None of them moved to help Patterson. Great beads of sweat appeared on his dark face as he hung helplessly, unable to pull himself back up. He glared up at them but said nothing. He wouldn’t beg. JC regarded him dispassionately, and when he finally spoke, his voice was so cold it actually shocked the others.
“For all the people who died here, because of you. For all the lives you ruined, through the ReSet drug. For killing the policemen and the security men. For creating the New People and endangering the whole world… For being a traitor to the Carnacki Institute, and the whole of Humanity… It falls to me to pass judgement on you.”
“JC?” said Kim. “What are you doing, JC? You can’t just kill him. ..”
“Yes, I can,” said JC. “For all he’s done and all he’s made possible-yes, I can kill him.”
“Hold it, hold it, take it easy,” Happy said quickly. “JC, I can see where you’re going with this, but don’t. We can’t kill the man. He knows things, JC. We need to know who he’s working for, if there are other traitors inside the Institute, and everything these people are planning!”
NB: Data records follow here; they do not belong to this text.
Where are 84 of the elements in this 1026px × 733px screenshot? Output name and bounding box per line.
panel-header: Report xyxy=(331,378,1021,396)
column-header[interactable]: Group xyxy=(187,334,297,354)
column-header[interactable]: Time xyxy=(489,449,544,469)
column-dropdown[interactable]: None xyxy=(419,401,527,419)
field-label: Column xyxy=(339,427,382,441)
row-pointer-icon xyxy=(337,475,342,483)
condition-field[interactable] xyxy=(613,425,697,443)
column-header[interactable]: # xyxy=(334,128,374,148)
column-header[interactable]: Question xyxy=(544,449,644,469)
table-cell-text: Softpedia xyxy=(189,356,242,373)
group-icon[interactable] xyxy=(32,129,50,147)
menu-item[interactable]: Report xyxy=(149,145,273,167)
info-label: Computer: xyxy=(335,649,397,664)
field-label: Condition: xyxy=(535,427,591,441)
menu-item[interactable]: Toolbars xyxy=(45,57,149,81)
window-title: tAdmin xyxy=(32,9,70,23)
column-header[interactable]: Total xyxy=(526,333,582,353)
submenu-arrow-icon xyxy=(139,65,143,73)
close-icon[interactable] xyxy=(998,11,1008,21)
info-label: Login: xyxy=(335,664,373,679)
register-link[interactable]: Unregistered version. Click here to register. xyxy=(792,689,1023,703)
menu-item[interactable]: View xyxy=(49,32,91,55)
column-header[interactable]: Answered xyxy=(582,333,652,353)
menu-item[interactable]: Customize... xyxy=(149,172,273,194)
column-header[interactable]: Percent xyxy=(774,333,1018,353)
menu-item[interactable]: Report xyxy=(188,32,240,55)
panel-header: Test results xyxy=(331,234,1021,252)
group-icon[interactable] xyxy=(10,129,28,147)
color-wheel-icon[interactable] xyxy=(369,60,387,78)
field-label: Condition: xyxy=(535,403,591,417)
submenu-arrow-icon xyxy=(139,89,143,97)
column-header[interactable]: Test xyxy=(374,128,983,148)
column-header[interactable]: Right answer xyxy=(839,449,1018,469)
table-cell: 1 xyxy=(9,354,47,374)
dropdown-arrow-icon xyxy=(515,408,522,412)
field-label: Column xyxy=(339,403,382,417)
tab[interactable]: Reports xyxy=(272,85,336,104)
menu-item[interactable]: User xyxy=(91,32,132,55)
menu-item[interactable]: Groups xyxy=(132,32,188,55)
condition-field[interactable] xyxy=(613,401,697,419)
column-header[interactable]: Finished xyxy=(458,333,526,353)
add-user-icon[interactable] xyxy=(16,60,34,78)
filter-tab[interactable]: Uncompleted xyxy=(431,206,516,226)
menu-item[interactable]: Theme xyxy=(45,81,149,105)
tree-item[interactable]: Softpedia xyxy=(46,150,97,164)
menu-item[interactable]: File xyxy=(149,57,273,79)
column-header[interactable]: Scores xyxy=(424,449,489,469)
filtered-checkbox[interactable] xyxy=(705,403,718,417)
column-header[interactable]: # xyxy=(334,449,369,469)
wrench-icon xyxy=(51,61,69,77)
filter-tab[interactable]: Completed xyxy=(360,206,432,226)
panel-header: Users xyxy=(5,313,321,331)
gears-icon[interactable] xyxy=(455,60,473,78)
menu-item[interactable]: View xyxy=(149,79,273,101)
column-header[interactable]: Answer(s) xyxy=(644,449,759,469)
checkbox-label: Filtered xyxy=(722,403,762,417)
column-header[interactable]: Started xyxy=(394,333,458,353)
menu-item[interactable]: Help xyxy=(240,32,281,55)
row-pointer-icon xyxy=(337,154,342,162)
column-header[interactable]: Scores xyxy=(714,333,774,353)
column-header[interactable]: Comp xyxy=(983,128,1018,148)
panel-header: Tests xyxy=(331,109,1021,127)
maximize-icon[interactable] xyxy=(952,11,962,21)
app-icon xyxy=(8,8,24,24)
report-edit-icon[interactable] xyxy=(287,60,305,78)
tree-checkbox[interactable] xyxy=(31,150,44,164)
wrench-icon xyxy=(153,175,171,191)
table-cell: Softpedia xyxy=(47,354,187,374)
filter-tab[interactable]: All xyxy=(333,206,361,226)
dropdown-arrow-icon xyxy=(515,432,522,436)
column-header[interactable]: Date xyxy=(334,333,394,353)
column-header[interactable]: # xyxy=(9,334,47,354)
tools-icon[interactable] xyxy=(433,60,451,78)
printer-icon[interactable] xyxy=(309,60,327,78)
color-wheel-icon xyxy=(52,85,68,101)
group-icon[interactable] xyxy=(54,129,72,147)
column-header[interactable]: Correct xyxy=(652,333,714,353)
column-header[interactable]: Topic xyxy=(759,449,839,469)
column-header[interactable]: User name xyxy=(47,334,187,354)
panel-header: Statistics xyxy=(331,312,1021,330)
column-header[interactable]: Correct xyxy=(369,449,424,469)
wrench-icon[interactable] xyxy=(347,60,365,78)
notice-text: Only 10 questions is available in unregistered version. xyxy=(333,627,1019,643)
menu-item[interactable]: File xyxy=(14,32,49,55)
“I’ll never tell,” said Patterson. He swung slowly from his single handhold, making no attempt to pull himself up. “I’d rather die than have them angry at me. There really are fates worth than death.”
“You aren’t actually going to kill him, are you, JC?” said Kim.
“For God’s sake, JC,” said Melody.
“‘Vengeance is mine, saith the Lord,’” said JC. “But he isn’t here right now, and I am.”
He slammed his fist down on Patterson’s hand. The dark fingers sprang open under the impact, and Patterson lost his grip. He fell like a stone, screaming all the way down. JC watched him fall and wouldn’t let himself look away until he lost sight of the man in the gloom of the stairwell. The scream cut off abruptly, and JC finally turned away.
“Damn, JC,” said Happy. “That was… hardcore. I’m not saying you were wrong, necessarily, but…”
“You killed him,” said Kim, looking at JC as though she’d never seen him before.
“It’s part of the job, sometimes,” said Melody. “We’re trained to kill the bad guys, if necessary. If there’s no other way.”
“Yeah,” said Happy. “But there’s a difference between taking out a threat in the heat of the moment and a cold-blooded execution. I mean, I never liked Patterson, but he was one of us. Still a part of the Carnacki Institute.”
“Yes,” said JC. “One of us. That’s why I did it.”